Departments of Psychology, McMaster University, Hamilton, Ontario, Canada.
J Ultrasound Med. 2017 Dec;36(12):2559-2568. doi: 10.1002/jum.14308. Epub 2017 Jul 3.
Myofascial pain syndrome is one of the most common causes of chronic pain and is highlighted by the presence of myofascial trigger points. The current practice of diagnosing myofascial pain syndrome among clinicians involves manual detection of myofascial trigger points, which can be inconsistent. However, the detection process can be strengthened with the assistance of ultrasound (US). Therefore, this study aimed to characterize the upper trapezius by using quantitative techniques in healthy asymptomatic individuals with neck pain.
Study participants were recruited on the basis of the inclusion and exclusion criteria established, and US images of the trapezius, along the axial and longitudinal orientations, were obtained.

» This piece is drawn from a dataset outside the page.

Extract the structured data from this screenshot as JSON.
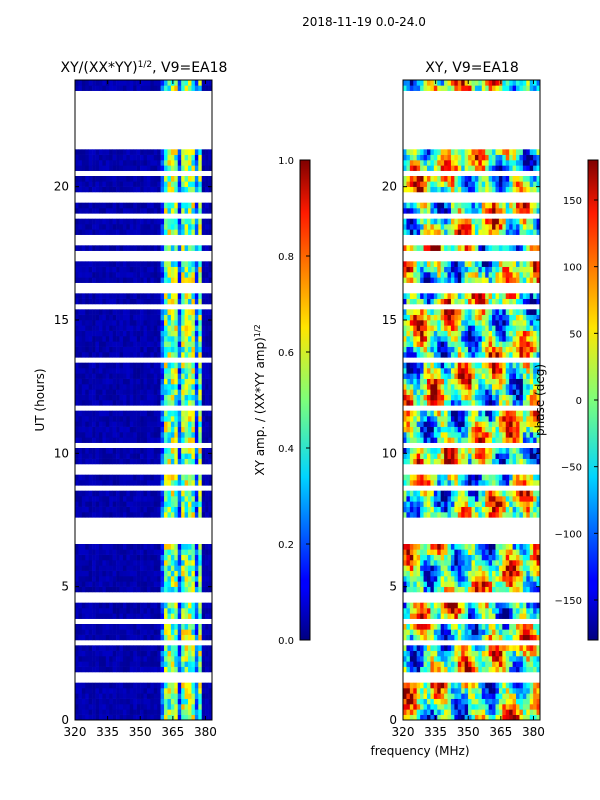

Each set was obtained by 2 investigators: experienced and inexperienced personnel.
Fifteen participants were recruited. The mean gray scale US echo intensity distribution obtained was 41.9. A paired t test of the global mean echo intensity value obtained for each image from the US operators did not show any significant difference (P = .77). A t test was performed, comparing the echo intensity of the group of patients with neck pain and healthy control participants, and the difference was found to be significant (P = .052). The median blob area was 2.71. The quartile range for the blob area was 1.72 for the 25th percentile to 4.90 for the 75th percentile.

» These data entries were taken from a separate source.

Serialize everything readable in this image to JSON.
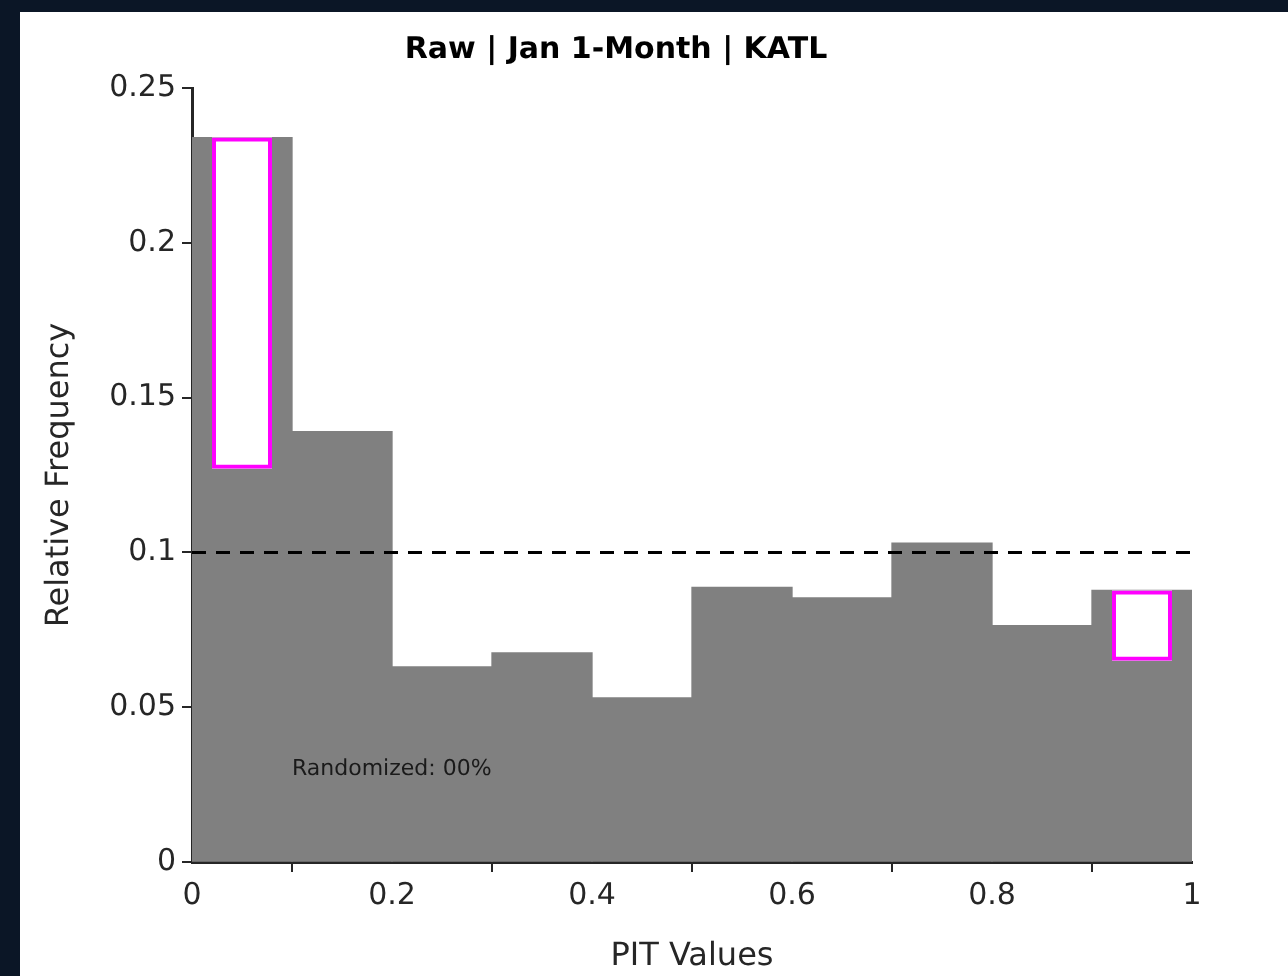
{
  "chart_data": {
    "type": "histogram",
    "title": "Raw | Jan 1-Month | KATL",
    "xlabel": "PIT Values",
    "ylabel": "Relative Frequency",
    "bins": [
      0,
      0.1,
      0.2,
      0.3,
      0.4,
      0.5,
      0.6,
      0.7,
      0.8,
      0.9,
      1
    ],
    "series": [
      {
        "color": "#808080",
        "values": [
          0.234,
          0.139,
          0.063,
          0.0675,
          0.053,
          0.0887,
          0.0853,
          0.103,
          0.0763,
          0.0877
        ]
      },
      {
        "type": "bar",
        "color": "#ff00ff",
        "x": [
          0.05,
          0.95
        ],
        "base": [
          0.127,
          0.065
        ],
        "values": [
          0.107,
          0.0227
        ]
      }
    ],
    "xlim": [
      0,
      1
    ],
    "xticks": [
      0,
      0.2,
      0.4,
      0.6,
      0.8,
      1
    ],
    "ylim": [
      0,
      0.25
    ],
    "yticks": [
      0,
      0.05,
      0.1,
      0.15,
      0.2,
      0.25
    ],
    "ref_lines": [
      {
        "axis": "y",
        "value": 0.1,
        "color": "#000000",
        "line_style": "dashed"
      }
    ],
    "annotations": [
      "Randomized: 00%"
    ],
    "grid": false,
    "legend": false
  }
}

This study demonstrated that quantitative analysis of the echo intensity of US images can provide important information. However, further research is necessary to explore the relationships among sex, age, blob area, count, body mass index, regional anatomy, and extent of training or exercise of the particular muscle.

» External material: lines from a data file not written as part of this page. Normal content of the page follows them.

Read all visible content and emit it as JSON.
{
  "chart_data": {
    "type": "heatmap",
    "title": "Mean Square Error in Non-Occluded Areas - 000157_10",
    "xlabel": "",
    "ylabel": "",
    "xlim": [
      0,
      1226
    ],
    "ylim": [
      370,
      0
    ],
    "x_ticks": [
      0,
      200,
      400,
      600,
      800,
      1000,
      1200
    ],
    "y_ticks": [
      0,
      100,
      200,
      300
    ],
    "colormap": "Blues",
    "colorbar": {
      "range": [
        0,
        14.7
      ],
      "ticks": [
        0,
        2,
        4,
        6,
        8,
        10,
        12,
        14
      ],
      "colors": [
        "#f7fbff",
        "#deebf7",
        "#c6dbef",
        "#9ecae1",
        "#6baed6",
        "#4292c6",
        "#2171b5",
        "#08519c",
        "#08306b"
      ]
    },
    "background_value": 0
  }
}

肌筋膜疼痛综合征是慢性疼痛最常见的病因之一,其特征为存在肌筋膜触发点。临床医生目前诊断肌筋膜疼痛综合征的方法是手动检测肌筋膜触发点,这种方法可能存在不一致性。然而,借助超声(US)可加强检测过程。因此,本研究旨在通过定量技术对无症状颈部疼痛的健康个体的斜方肌上部进行特征描述。
根据既定的纳入和排除标准招募研究参与者,并获取斜方肌轴向和纵向的超声图像。每组图像由两名研究者获取:经验丰富者和经验不足者。
招募了15名参与者。获得的平均灰度超声回声强度分布为41.9。对超声操作者从每张图像获得的全局平均回声强度值进行配对t检验,未显示出任何显著差异(P = 0.77)。进行t检验,比较颈部疼痛患者组和健康对照参与者的回声强度,发现差异具有统计学意义(P = 0.052)。斑点面积中位数为2.71。斑点面积的四分位数间距为:第25百分位数为1.72,第75百分位数为4.90。
本研究表明,对超声图像的回声强度进行定量分析可提供重要信息。然而,有必要进一步研究以探索性别、年龄、斑点面积、数量、体重指数、局部解剖结构以及特定肌肉的训练或运动程度之间的关系。